Last week, an acquaintance contacted me. She told me her Mother had called her up and said “I read the blog of a girl in Michigan and I want you to do something for her.” And then this friend of mine realized that she knew just who it was her Mom was talking about. A common thread neither knew they shared.
So she came in a car laden with gifts. Treats and groceries and gift cards. Yarn, yarn and more yarn. Standing in my kitchen surrounded by gifts from a stranger, I felt a sharp tug at my heart. I don’t deserve this. I can’t accept this. There are so many others who need this more than me. And yet…The note enclosed says “I hope you will accept this gift…” My heart tugs again.
It’s not about what I deserve.
I’m just here, tending my own little flock, minding my own business. Sometimes the days all mush together and I feel like life is made up of laundry and meals and clean up on repeat. Then something like this, it turns all that on it’s head. It whispers “You are seen. You are loved.” It promises that God uses normal people to be His hands and feet. Just shepherds minding their own business, becoming an extension of the heavenly host proclaiming God’s radical act of love for all of humanity.

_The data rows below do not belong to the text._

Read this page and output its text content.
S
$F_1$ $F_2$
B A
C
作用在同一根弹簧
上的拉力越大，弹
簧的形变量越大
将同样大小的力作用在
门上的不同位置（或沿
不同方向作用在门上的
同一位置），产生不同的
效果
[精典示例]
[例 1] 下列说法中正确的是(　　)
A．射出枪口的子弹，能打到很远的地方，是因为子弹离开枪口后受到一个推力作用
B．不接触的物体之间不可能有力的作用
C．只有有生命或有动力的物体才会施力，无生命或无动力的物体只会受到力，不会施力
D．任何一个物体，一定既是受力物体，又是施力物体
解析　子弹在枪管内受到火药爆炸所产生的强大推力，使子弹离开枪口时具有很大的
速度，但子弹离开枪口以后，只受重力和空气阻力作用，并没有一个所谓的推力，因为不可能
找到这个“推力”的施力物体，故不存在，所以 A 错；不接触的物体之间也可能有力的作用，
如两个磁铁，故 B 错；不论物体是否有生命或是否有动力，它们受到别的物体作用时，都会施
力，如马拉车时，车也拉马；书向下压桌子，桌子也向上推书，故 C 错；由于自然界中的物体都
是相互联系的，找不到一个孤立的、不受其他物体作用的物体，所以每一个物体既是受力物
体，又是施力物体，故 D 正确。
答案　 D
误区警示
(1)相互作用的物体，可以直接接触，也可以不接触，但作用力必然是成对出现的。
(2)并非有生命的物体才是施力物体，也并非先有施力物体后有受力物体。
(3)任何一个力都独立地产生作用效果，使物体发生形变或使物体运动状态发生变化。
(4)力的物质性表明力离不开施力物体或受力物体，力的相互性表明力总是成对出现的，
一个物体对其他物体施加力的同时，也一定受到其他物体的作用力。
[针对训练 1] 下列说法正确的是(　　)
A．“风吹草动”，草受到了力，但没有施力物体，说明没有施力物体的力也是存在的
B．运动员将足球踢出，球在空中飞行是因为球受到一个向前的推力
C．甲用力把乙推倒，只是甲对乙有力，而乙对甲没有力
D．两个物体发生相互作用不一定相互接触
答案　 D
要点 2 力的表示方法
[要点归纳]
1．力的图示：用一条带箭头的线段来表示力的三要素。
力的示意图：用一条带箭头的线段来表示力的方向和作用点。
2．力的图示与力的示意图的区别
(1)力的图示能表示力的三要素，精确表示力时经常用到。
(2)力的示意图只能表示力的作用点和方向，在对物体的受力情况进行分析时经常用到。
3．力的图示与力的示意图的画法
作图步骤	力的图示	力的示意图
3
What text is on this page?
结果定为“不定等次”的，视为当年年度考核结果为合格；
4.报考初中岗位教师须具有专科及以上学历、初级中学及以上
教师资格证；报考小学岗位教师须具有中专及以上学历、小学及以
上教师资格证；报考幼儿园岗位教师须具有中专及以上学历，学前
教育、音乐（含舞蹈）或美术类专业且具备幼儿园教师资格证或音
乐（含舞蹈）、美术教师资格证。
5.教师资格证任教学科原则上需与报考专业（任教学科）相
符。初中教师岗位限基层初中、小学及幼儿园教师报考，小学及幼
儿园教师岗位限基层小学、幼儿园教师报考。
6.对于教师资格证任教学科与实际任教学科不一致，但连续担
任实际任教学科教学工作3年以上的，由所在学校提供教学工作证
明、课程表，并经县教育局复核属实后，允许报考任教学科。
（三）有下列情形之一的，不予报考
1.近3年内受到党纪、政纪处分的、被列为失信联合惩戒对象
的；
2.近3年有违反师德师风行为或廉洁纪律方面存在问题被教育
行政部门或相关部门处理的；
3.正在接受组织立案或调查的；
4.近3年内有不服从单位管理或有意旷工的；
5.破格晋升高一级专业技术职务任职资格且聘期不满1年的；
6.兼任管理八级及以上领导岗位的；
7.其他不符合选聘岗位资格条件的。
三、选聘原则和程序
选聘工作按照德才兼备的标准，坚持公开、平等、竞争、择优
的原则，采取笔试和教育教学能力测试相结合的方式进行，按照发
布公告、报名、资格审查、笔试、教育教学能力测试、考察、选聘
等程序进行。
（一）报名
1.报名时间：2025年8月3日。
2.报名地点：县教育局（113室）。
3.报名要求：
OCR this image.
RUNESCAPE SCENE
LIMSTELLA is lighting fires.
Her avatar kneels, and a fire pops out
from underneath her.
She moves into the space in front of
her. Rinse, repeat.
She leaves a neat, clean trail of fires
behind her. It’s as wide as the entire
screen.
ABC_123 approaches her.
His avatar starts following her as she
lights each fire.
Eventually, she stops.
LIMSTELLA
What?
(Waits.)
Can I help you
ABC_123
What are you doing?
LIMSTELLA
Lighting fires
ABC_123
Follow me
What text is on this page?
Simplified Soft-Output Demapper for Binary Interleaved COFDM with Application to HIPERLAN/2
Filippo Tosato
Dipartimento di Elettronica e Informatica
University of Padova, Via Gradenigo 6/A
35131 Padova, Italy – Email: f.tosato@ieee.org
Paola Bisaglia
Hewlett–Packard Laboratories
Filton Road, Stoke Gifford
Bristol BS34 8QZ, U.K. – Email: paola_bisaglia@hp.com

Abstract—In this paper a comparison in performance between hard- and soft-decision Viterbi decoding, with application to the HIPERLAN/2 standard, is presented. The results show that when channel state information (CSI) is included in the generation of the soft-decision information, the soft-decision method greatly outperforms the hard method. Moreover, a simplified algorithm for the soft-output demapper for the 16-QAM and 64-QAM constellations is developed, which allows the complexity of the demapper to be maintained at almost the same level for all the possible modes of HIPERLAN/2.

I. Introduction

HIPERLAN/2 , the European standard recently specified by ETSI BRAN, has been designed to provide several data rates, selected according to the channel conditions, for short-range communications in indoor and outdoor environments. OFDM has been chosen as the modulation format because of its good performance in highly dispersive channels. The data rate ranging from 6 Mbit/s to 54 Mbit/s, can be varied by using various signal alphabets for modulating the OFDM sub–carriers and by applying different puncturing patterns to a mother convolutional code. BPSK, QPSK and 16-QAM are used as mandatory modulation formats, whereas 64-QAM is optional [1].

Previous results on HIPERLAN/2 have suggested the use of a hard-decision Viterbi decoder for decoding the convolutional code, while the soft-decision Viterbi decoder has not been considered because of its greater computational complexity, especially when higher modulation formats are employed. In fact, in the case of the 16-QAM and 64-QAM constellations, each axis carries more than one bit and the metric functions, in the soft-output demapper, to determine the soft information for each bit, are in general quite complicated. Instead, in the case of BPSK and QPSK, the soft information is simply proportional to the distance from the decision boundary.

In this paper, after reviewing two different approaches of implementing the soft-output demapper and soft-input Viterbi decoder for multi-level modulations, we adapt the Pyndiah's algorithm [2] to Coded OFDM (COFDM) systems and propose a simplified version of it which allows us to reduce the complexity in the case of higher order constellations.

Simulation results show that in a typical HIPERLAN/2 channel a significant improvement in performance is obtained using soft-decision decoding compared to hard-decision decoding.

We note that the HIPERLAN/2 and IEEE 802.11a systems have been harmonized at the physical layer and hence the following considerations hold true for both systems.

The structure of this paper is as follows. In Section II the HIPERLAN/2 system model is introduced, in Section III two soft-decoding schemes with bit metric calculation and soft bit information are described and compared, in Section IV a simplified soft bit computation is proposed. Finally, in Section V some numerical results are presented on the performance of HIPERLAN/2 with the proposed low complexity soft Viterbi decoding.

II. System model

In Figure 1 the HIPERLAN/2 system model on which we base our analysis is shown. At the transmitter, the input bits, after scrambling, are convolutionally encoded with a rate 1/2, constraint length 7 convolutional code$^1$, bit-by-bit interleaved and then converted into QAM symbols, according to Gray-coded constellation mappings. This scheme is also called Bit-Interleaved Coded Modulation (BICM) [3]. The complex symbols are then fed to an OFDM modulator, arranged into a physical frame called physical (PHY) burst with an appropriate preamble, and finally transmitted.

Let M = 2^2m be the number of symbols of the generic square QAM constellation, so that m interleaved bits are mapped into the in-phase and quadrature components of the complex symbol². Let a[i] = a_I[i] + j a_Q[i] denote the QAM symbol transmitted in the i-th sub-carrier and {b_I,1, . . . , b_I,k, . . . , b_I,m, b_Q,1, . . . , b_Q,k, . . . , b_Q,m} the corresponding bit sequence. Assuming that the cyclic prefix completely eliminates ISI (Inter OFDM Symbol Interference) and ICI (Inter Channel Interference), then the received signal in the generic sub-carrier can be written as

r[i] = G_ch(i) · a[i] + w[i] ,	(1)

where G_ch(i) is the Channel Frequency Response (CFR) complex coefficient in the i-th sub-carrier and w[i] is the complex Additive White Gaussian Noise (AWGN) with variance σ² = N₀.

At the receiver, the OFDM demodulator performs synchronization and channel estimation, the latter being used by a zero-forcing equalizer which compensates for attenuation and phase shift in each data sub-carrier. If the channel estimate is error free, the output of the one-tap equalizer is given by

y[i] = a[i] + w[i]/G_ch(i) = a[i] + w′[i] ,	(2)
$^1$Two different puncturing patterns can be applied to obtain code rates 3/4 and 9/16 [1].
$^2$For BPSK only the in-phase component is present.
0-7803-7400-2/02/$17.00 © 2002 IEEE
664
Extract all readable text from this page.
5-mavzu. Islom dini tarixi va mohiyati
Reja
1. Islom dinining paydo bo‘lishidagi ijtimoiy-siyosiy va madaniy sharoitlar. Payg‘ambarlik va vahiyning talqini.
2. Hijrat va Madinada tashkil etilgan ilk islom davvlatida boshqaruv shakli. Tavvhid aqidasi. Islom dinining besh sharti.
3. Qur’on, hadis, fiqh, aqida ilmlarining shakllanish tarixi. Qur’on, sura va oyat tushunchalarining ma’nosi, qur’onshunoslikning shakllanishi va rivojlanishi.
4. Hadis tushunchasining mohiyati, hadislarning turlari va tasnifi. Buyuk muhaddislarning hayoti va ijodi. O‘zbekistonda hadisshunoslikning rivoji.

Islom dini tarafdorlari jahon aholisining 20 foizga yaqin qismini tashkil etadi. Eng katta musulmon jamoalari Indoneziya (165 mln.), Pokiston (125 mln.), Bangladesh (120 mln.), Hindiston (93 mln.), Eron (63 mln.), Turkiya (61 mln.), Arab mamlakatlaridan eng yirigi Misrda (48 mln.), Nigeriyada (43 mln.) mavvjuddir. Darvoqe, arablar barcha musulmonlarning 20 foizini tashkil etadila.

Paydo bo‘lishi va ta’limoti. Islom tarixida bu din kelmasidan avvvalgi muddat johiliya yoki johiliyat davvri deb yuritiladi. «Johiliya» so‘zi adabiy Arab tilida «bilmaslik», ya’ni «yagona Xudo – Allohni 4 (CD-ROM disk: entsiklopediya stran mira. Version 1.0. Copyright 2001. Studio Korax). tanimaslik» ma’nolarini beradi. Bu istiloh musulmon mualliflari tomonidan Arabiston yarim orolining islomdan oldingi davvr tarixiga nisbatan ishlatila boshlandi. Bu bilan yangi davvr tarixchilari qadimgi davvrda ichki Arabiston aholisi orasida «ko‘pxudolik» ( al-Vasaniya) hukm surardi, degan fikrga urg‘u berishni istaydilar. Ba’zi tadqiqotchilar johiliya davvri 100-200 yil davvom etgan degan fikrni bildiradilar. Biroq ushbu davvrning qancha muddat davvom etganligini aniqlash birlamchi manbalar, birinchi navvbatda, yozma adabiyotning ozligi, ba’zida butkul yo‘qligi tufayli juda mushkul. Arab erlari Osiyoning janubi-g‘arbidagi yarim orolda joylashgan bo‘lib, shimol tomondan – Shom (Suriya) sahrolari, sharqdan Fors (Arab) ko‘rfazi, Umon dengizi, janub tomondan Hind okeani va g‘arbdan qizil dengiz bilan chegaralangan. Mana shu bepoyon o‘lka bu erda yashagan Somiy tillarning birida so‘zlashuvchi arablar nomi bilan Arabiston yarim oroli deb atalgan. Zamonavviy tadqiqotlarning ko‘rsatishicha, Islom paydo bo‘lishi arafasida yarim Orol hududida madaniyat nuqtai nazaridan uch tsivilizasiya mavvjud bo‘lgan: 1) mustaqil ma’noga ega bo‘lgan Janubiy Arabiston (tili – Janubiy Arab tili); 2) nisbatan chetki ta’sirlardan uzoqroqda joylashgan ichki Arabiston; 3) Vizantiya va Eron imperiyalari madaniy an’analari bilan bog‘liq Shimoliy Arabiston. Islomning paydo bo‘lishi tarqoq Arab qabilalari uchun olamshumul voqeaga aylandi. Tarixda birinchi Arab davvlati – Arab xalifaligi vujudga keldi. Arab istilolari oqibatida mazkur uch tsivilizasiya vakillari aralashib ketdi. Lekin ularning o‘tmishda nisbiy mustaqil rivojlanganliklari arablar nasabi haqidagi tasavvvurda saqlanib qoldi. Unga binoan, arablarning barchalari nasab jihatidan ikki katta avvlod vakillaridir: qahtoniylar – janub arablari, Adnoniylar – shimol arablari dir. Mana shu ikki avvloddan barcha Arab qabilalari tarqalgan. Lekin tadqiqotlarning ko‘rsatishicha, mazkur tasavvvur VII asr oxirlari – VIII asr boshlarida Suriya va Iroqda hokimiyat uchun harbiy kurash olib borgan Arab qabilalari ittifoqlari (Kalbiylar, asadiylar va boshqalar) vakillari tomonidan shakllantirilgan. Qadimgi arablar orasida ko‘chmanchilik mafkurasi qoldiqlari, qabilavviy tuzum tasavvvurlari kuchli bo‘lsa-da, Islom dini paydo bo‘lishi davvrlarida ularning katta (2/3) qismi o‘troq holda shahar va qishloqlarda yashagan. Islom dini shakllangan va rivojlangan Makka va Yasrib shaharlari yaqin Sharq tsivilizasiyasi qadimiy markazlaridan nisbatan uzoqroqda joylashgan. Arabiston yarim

It’s not about what I deserve.
And, most importantly, it stomps squarely on the idea of deserving anything at all.
Christmas comes to the coal-hearted, an undeserved gift from an all seeing God. The Hound of Heaven pursues the hearts of all. The marginalized and the abandoned. The outcasts and the ashamed. Those who are abused by others and those who abuse themselves. The unloved. The self-loathed. If He had waited for a perfectly good person to come along, why, Christmas would never have happened at all. But He takes it one step farther and shows the extent of His mercy. He comes to shepherds first, and shines the spotlight on a forgotten people.
There is none that can hide from His grace and mercy.
Even the college-drop-out, former teen Mom in a little house with six crazy kids and their cluttered, chaotic, crazy kind of Christmas. He comes and says “I hope you will accept this gift.” My daughter hangs gifted candy canes on our tree, humming “Gloria.” My little flock and I, we’re singing it right out.
“Glory to God in the highest heaven, and on earth peace to those on whom his favor rests.”